Einen "unermüdlichen Aufklärer" nennt ihn Frankreichs Präsident Emmanuel Macron, der deutsche Bundesaußenminister Heiko Maas sieht in ihm "einen der größten Intellektuellen unserer Zeit".
Wenn der Philosoph Jürgen Habermas öffentlich auftritt, dann schart sich die politische Elite um ihn, sucht seine Nähe, seinen Rat. Auch zu seinem 90. Geburtstag am 18. Juni sind die Zeitungen voll mit Glückwünschen an den deutschen Vorzeigedenker, dem zuletzt gar nicht zum Feiern zumute war.
Der Zerfall Europas und der Rückzug hinter nationale Grenzen stellen politische Werte in Frage, für die Habermas seit Jahrzehnten kämpft.

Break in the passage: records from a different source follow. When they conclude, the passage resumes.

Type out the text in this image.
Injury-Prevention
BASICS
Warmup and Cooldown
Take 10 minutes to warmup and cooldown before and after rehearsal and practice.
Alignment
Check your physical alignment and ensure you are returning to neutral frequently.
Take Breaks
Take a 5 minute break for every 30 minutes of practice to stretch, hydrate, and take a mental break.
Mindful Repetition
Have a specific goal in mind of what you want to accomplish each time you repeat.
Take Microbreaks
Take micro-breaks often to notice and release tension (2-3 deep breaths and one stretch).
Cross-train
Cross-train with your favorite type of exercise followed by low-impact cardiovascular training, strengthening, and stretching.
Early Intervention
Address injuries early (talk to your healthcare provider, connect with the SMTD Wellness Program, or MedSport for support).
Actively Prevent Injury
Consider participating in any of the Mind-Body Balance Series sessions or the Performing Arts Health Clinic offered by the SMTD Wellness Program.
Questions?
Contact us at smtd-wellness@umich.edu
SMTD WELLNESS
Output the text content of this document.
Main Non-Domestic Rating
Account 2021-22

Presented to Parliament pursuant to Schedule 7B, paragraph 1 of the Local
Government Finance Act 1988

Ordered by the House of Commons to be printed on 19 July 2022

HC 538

Gleichzeitig wirkt eine Philosophie seltsam unzeitgemäß, die auf "kommunikative Vernunft" und Konsens setzt - in einer Situation, in der sich die politischen Lager abschotten, in der moralische Empörung öffentliche Debatten bestimmt und Teile der Bevölkerung für vernünftige Argumente scheinbar nicht mehr zu erreichen sind.
Ist Habermas mit seinem philosophischen Projekt der Verständigung gescheitert? Wie anschlussfähig ist sein Denken angesichts der weltweiten Krise der Demokratie?